Some additional tax credits and deductions were adjusted for 2019 or changed under the tax reform law. Here's a look at a few of the most popular:

  • Child Tax Credit. The child tax credit has been expanded to $2,000 per qualifying child and is refundable up to $1,400, subject to phaseouts. The bill also includes a temporary $500 nonrefundable credit for other qualifying dependents. Phaseouts, which are not indexed for inflation, will begin with AGI of more than $400,000 for married taxpayers filing jointly and more than $200,000 for all other taxpayers.
  • Earned Income Tax Credit (EITC). For 2019, the maximum EITC amount available is $6,557 for married taxpayers filing jointly who have three or more qualifying children. Phaseouts apply.

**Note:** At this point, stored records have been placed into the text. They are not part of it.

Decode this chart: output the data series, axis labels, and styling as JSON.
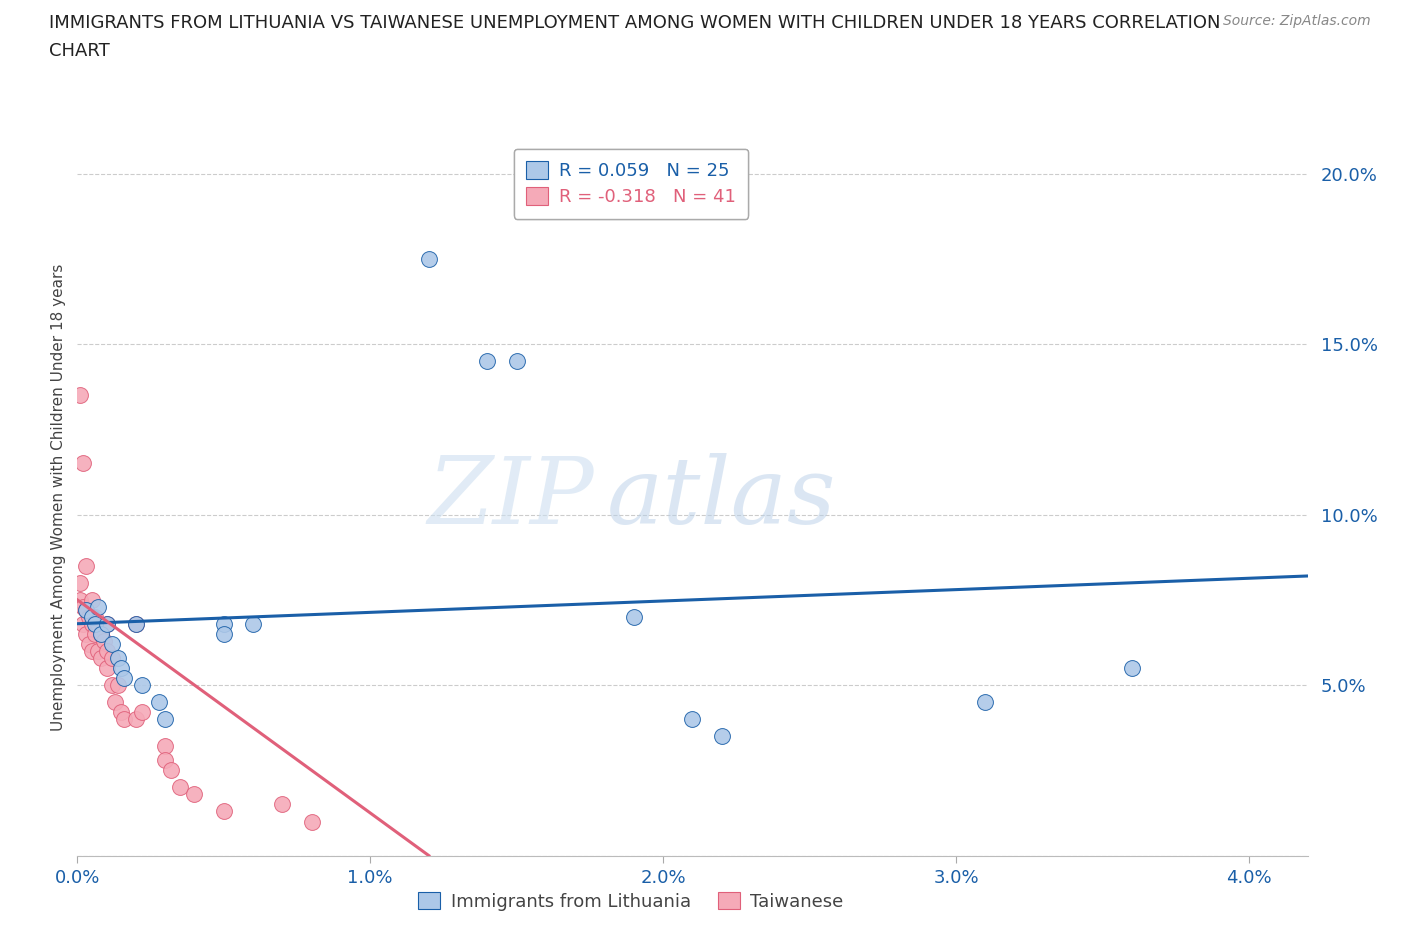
{
  "title_line1": "IMMIGRANTS FROM LITHUANIA VS TAIWANESE UNEMPLOYMENT AMONG WOMEN WITH CHILDREN UNDER 18 YEARS CORRELATION",
  "title_line2": "CHART",
  "source": "Source: ZipAtlas.com",
  "ylabel": "Unemployment Among Women with Children Under 18 years",
  "xlabel_blue": "Immigrants from Lithuania",
  "xlabel_pink": "Taiwanese",
  "xlim": [
    0.0,
    0.042
  ],
  "ylim": [
    0.0,
    0.21
  ],
  "yticks": [
    0.0,
    0.05,
    0.1,
    0.15,
    0.2
  ],
  "ytick_labels": [
    "",
    "5.0%",
    "10.0%",
    "15.0%",
    "20.0%"
  ],
  "xticks": [
    0.0,
    0.01,
    0.02,
    0.03,
    0.04
  ],
  "xtick_labels": [
    "0.0%",
    "1.0%",
    "2.0%",
    "3.0%",
    "4.0%"
  ],
  "blue_R": 0.059,
  "blue_N": 25,
  "pink_R": -0.318,
  "pink_N": 41,
  "blue_color": "#adc8e8",
  "blue_line_color": "#1a5fa8",
  "pink_color": "#f5aab8",
  "pink_line_color": "#e0607a",
  "blue_dots_x": [
    0.0003,
    0.0005,
    0.0006,
    0.0007,
    0.0008,
    0.001,
    0.0012,
    0.0014,
    0.0015,
    0.0016,
    0.002,
    0.0022,
    0.0028,
    0.003,
    0.005,
    0.005,
    0.006,
    0.012,
    0.014,
    0.015,
    0.019,
    0.021,
    0.022,
    0.031,
    0.036
  ],
  "blue_dots_y": [
    0.072,
    0.07,
    0.068,
    0.073,
    0.065,
    0.068,
    0.062,
    0.058,
    0.055,
    0.052,
    0.068,
    0.05,
    0.045,
    0.04,
    0.068,
    0.065,
    0.068,
    0.175,
    0.145,
    0.145,
    0.07,
    0.04,
    0.035,
    0.045,
    0.055
  ],
  "pink_dots_x": [
    0.0001,
    0.0001,
    0.0002,
    0.0002,
    0.0003,
    0.0003,
    0.0004,
    0.0004,
    0.0005,
    0.0005,
    0.0005,
    0.0006,
    0.0006,
    0.0007,
    0.0007,
    0.0008,
    0.0008,
    0.0009,
    0.001,
    0.001,
    0.001,
    0.0012,
    0.0012,
    0.0013,
    0.0014,
    0.0015,
    0.0016,
    0.002,
    0.002,
    0.0022,
    0.003,
    0.003,
    0.0032,
    0.0035,
    0.004,
    0.005,
    0.007,
    0.008,
    0.0001,
    0.0002,
    0.0003
  ],
  "pink_dots_y": [
    0.08,
    0.075,
    0.073,
    0.068,
    0.072,
    0.065,
    0.07,
    0.062,
    0.075,
    0.068,
    0.06,
    0.07,
    0.065,
    0.068,
    0.06,
    0.065,
    0.058,
    0.063,
    0.068,
    0.06,
    0.055,
    0.058,
    0.05,
    0.045,
    0.05,
    0.042,
    0.04,
    0.068,
    0.04,
    0.042,
    0.032,
    0.028,
    0.025,
    0.02,
    0.018,
    0.013,
    0.015,
    0.01,
    0.135,
    0.115,
    0.085
  ],
  "watermark_zip": "ZIP",
  "watermark_atlas": "atlas",
  "background_color": "#ffffff",
  "grid_color": "#cccccc",
  "blue_trendline_x": [
    0.0,
    0.042
  ],
  "blue_trendline_y": [
    0.068,
    0.082
  ],
  "pink_trendline_x": [
    0.0,
    0.012
  ],
  "pink_trendline_y": [
    0.075,
    0.0
  ]
}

  • Adoption Credit. For 2019, the credit allowed for an adoption of a child with special needs is $14,080, and the maximum credit allowed for other adoptions is the amount of qualified adoption expenses up to $13,810. Phaseouts apply.
  • Student Loan Interest Deduction. For 2019, the maximum amount that you can deduct for interest paid on student loans remains $2,500. Phaseouts apply for taxpayers with Modified Adjusted Gross Income (MAGI) more than $70,000 ($140,000 for joint returns) and the deduction is completely phased out for taxpayers with MAGI of $85,000 or more ($170,000 or more for joint returns).
  • Lifetime Learning Credit. For 2019, the AGI amount used by joint filers to determine the reduction in the Lifetime Learning Credit is $116,000, up from $114,000 for tax year 2018.
  • Foreign Earned Income Exclusion. For tax year 2019, the foreign earned income exclusion is $105,900, up from $103,900 for tax year 2018.
  • The shared individual responsibility payment has been eliminated for the 2019 tax year (remember that it remains in place for 2018).